I wonder if Mansoor supporters will appreciate all of the illegal immigrants that will be hired once park maintenance is contracted out? The contractor will get rich but none of it will be passed along to the worker. So much for the middle class and so much for quality work.
Well, well, well the communists at their best.
I guess we must wait until the money dry out as it does in all socialist and communist run societies.
At least we are scoring, the communists at Sacramento are not getting payed.
Lets starve these SOBs to death.
*Harry Lime….you are no Trotskyite….you are a solid Stalinist……
You wouldn’t know a Romanian from an Albanian if you had a carload!
We are quite sure that you were the Ghost Writer for the “Motorcycle Diaries”?
I read the resignation letter from your chief. What a loose cannon he is. Hope they took away his gun. Hilarious rebuttal of the letter on Republic of Costa Mesa blog. OCEA audit looks like they “found” money all right. In designated funds for other areas including gutting the self insurance fund. I guess if you have no vision you could spend the last of your cash to pay employees for awhile, have nothing left, and then let the employees go.
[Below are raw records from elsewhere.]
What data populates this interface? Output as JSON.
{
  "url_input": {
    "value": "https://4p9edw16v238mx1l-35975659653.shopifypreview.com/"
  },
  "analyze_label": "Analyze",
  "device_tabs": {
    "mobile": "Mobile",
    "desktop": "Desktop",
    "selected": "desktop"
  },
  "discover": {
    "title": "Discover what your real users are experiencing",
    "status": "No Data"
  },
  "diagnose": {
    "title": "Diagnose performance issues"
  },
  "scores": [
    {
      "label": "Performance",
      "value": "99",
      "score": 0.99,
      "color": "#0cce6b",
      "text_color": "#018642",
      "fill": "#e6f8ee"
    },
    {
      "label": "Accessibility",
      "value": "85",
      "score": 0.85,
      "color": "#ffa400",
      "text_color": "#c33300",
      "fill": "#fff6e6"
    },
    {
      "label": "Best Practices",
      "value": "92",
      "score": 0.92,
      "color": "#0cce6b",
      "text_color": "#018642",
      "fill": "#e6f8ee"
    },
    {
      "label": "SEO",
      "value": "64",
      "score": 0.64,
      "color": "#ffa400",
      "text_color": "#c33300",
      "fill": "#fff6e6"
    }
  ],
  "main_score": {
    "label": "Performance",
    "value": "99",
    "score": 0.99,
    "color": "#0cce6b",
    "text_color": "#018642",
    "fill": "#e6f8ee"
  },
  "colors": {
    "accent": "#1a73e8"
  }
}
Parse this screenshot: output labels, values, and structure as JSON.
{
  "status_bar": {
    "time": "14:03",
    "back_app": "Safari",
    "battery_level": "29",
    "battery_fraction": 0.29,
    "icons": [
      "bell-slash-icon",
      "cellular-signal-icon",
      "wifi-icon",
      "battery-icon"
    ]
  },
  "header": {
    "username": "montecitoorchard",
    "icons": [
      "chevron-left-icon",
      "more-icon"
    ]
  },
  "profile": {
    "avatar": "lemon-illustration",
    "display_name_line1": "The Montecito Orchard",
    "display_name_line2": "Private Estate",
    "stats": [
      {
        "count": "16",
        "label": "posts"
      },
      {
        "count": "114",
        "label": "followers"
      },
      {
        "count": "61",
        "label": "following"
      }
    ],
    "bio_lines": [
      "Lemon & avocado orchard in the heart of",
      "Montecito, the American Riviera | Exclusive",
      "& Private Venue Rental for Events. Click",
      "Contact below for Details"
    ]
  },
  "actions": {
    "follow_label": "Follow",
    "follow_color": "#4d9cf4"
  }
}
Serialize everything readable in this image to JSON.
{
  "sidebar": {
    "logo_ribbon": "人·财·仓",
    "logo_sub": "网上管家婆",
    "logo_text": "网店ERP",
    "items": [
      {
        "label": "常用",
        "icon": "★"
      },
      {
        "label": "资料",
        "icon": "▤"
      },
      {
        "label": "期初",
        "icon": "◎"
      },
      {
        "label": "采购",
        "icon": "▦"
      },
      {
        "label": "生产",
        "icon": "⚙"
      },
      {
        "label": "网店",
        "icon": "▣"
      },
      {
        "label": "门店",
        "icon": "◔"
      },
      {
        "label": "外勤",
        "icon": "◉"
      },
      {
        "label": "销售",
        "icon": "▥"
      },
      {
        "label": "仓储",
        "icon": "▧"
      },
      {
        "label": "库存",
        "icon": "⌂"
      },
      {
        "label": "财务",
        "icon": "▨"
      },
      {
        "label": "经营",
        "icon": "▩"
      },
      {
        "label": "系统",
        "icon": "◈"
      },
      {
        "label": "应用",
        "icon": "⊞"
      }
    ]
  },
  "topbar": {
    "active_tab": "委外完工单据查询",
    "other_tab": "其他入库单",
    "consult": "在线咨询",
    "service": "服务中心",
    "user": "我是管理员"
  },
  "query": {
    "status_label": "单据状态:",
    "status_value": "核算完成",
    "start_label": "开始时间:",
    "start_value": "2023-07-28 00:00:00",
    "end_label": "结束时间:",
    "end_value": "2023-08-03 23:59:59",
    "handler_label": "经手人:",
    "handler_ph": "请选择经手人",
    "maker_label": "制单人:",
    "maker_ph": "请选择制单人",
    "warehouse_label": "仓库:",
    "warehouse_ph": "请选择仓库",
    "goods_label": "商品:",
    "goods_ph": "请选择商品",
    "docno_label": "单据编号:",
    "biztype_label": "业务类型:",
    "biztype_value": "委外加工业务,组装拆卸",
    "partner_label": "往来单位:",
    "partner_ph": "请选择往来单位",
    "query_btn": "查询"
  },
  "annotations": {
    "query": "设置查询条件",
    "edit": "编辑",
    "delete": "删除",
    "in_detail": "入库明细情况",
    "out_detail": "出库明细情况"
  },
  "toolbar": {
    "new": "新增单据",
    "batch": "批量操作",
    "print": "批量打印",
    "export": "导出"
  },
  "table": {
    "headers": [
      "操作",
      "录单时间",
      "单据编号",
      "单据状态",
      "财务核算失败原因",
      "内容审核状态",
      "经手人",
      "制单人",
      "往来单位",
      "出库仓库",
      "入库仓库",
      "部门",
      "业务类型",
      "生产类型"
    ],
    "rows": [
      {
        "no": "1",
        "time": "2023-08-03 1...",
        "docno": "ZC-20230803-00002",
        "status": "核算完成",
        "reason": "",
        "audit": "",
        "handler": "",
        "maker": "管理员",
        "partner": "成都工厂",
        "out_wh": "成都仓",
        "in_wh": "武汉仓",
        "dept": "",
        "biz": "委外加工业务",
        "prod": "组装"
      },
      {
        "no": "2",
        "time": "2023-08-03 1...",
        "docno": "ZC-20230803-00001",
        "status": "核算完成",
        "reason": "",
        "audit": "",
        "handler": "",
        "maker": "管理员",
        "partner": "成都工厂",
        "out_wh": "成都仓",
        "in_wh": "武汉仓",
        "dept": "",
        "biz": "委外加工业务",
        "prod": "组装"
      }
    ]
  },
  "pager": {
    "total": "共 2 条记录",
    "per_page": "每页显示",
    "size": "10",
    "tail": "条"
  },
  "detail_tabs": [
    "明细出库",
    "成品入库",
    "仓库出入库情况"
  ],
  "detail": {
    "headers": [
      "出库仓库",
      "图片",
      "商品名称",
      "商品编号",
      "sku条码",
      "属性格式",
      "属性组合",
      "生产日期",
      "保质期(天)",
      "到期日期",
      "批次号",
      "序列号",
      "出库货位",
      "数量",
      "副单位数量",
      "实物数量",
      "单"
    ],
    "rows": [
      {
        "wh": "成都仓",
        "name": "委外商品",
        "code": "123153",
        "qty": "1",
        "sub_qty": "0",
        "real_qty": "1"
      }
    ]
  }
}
Sort of like spending your grocery money designated funds on your hired gardener or maid instead of cutting back on those services. Then when you die of hunger the gardener and maid will be out of work but at least you kept those nice people employed for a couple more months. Can’t wait to see the tape of the last council meeting and see what Genis had to say. Probably stood up for the jerk of a police chief who left who, of course, had to right on in his comments since he is a policeman, or at least WAS one. If not that then she probably defended the union audit as fiscally sound. Probably nothing stated about $$ and pensions, just more name calling and the homeless guy singing?
Staveley a loose cannon? ROTFL!!!!
The only loose cannons are sitting on the dais.
It’s so rare you actually find someone in politics with a brain!
The fact that he can actually read and evaluate accounts that the UNION worker is way too expensive and needs to be eliminated is to me, incredibly good for not only Costa Mesa, but for California. The unions are nothing but a mafia and their members were more than willing to go along for the ride! Will the ride has ended and its about time.
Now Costa Mesa can find people in the private sector who want to work, work well and not rip off the tax payer!
This is going to snow ball throughout California. State union workers are going to get laid off, illegal Aliens will go home, and California will start to recover from the drain that is the Parasitic element of California Society. And of course hopefully more conservatives will take their places in Sacramento and California might have a chance.